Bulan madu Eyang dan PAN tak berlangsung
lama. Saya tidak tahu persis apa penyebab kiprahnya di PAN menyurut. Yang
jelas, tak lama kemudian saya terlongo-longo karena ditunjukkan foto Ketua Umum
PKB, Muhaimin Iskandar, sedang menyematkan jaket partai ini ke Eyang. Apakah
peristiwa itu sekadar strategi, karena di saat yang sama PKB adalah ‘’partai
jangkar’’ pencalonan kakaknya, Muhamad Salim Landjar,di Pilwako KK 2013?
Yang jelas, di mana-mana Eyang selalu
mengatakan bahwa dia adalah Bupati yang independen dari Parpol.
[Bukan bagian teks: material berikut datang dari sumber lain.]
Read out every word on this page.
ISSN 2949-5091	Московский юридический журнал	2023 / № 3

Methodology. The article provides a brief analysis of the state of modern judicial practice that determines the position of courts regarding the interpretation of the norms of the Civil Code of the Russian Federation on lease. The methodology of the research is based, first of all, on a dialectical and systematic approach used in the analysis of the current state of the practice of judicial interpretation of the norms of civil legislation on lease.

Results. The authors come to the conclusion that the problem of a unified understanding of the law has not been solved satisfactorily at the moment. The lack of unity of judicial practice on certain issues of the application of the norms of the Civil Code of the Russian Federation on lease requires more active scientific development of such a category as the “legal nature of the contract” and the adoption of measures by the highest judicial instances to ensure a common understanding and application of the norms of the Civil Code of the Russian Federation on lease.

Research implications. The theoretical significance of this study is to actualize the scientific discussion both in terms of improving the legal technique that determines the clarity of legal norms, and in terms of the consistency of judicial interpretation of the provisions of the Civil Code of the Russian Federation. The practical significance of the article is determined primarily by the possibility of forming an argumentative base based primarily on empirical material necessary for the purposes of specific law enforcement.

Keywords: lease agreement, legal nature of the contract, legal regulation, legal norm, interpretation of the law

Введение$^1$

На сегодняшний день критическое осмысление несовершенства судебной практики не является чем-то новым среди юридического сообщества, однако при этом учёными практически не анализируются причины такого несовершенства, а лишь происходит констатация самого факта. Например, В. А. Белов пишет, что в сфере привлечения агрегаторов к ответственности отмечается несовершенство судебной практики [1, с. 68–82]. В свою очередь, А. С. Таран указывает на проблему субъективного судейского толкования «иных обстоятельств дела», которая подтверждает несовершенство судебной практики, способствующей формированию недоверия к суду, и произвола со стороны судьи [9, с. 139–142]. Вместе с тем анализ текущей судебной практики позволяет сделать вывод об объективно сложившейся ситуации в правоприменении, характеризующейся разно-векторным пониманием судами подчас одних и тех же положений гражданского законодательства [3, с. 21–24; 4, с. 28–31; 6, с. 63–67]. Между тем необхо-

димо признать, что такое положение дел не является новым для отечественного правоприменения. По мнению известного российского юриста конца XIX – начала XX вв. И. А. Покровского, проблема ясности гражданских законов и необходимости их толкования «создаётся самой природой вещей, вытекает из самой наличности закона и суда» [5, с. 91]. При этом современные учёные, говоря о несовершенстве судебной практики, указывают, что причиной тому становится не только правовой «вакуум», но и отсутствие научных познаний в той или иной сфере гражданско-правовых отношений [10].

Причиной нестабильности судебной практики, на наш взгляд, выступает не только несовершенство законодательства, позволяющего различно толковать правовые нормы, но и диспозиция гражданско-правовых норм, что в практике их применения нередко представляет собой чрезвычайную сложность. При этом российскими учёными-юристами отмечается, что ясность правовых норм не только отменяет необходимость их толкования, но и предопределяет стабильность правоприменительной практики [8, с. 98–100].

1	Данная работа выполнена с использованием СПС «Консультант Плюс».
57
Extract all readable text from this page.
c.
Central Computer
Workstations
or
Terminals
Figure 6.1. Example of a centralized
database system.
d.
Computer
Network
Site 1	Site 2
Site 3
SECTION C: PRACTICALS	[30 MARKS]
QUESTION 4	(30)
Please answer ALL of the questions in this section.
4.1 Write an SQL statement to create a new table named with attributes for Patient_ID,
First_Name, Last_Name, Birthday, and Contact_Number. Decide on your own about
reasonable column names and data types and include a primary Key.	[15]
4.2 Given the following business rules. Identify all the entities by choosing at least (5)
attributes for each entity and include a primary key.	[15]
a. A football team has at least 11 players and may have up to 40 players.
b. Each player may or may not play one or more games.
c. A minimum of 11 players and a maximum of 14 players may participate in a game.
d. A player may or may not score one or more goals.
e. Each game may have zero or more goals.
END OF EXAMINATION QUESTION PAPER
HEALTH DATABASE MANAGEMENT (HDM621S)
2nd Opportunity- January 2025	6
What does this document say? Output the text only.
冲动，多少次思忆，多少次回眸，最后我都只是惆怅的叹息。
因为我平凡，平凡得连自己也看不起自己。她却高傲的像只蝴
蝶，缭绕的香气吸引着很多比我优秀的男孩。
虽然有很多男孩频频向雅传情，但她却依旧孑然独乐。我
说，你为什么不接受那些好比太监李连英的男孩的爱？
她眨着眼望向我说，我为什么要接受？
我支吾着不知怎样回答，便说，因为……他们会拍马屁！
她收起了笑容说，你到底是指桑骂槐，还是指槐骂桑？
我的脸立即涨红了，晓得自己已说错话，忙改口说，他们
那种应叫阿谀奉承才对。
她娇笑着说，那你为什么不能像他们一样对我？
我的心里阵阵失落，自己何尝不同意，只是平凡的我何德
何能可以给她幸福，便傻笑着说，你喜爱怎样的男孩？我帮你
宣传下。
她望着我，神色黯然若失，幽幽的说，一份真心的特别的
Fokusnya adalah
kepentingan pemerintahan dan masyarakat Boltim. Alasan ini pula yang kerap
diutarakan, kendati menjelang Pemilu 2014 masyarakat melihat dia nyaris identik
dengan Hanura, terlebih karena istrinya, Nursiwin Dunggio, adalah Ketua Dewan
Penasihat partai ini di Boltim. Begitu ‘’lengketnya’’ Eyang dengan Hanura, dia
bahkan tidak segan secara terbuka menyerang Ketua PAN (kini Ketua DPRD) Boltim,
Sam Sachrul Mamonto, yang dianggap menjadi pesaing kuat ‘’jagoannya’’, (mantan)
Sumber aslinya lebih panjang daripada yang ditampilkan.